Calculate standard error, margin of error, and confidence interval bounds for a sample mean.
The Confidence Interval Calculator is a highly useful statistical tool designed to calculate the range of values that is likely to contain an unknown population parameter, such as a mean or a proportion, based on sample data. In statistical inference, point estimates—like a sample mean or sample proportion—only provide a single estimate of a population. However, because samples are subject to random sampling error, a point estimate is rarely exactly equal to the true population value. A confidence interval solves this limitation by providing a range of values combined with a specific probability, known as the confidence level (such as 95% or 99%), indicating how frequently the interval will contain the true parameter over repeated sampling.
The formula for calculating a confidence interval is: Point Estimate plus or minus the Margin of Error. The Margin of Error is calculated by multiplying a Critical Value (such as a Z-score for large samples or a T-score for smaller samples or unknown population standard deviations) by the Standard Error of the estimate. The Standard Error measures the standard deviation of the sampling distribution, representing the typical variation we expect between different sample means. For a population mean, the Standard Error is computed by dividing the sample standard deviation by the square root of the sample size. The resulting interval indicates that, under the assumption of a normal distribution or a sufficiently large sample size (as guaranteed by the Central Limit Theorem), we can be a specified percentage confident that the true population average lies between the lower and upper bounds of the interval.

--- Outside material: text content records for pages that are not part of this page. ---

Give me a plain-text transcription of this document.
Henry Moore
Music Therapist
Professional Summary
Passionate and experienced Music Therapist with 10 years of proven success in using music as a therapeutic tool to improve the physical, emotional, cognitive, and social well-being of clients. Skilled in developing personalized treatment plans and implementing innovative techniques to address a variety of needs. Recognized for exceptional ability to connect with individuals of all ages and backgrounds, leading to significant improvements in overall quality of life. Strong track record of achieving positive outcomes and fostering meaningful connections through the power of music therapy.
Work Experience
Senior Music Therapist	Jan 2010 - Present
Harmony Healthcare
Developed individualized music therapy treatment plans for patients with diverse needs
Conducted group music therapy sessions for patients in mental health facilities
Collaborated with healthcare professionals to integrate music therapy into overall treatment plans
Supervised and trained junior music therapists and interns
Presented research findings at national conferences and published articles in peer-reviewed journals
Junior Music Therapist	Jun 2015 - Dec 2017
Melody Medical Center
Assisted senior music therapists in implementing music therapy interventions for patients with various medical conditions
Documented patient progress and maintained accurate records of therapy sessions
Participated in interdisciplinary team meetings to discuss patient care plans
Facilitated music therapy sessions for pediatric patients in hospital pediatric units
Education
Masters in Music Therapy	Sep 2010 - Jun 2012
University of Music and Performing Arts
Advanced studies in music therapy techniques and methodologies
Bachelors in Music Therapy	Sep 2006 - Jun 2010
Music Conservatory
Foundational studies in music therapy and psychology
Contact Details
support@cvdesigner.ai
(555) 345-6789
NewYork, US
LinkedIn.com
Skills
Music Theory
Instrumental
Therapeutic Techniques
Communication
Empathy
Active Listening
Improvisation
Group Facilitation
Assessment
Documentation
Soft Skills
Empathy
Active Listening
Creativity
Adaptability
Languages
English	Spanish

Confidence intervals are widely used across academic research, medical testing, polling, and industrial manufacturing. In clinical trials, researchers calculate confidence intervals for treatment effects to determine if a new medicine is significantly better than a placebo. In political polling, organizations present a candidate's support as a percentage with a confidence interval (often referred to as the poll's margin of error) to show the range of likely support in the general electorate. In manufacturing quality control, confidence intervals help engineers verify if the average dimension of a part meets design specifications. The Confidence Interval Calculator simplifies these calculations, allowing users to enter their sample size, mean, standard deviation, and desired confidence level to instantly find the precision of their statistical estimates.
How it Works & Formula
Determines the confidence interval range for a sample mean, indicating where the true population mean likely falls.
Practical Examples
Sample mean lifespan 500 hours, sample SD 20 hours, n=100. The 95% CI is 500 ± 3.92 hours.
Frequently Asked Questions
What does a 95% confidence level mean?
It means that if we repeat the sampling process indefinitely, 95% of the calculated intervals will contain the true population parameter.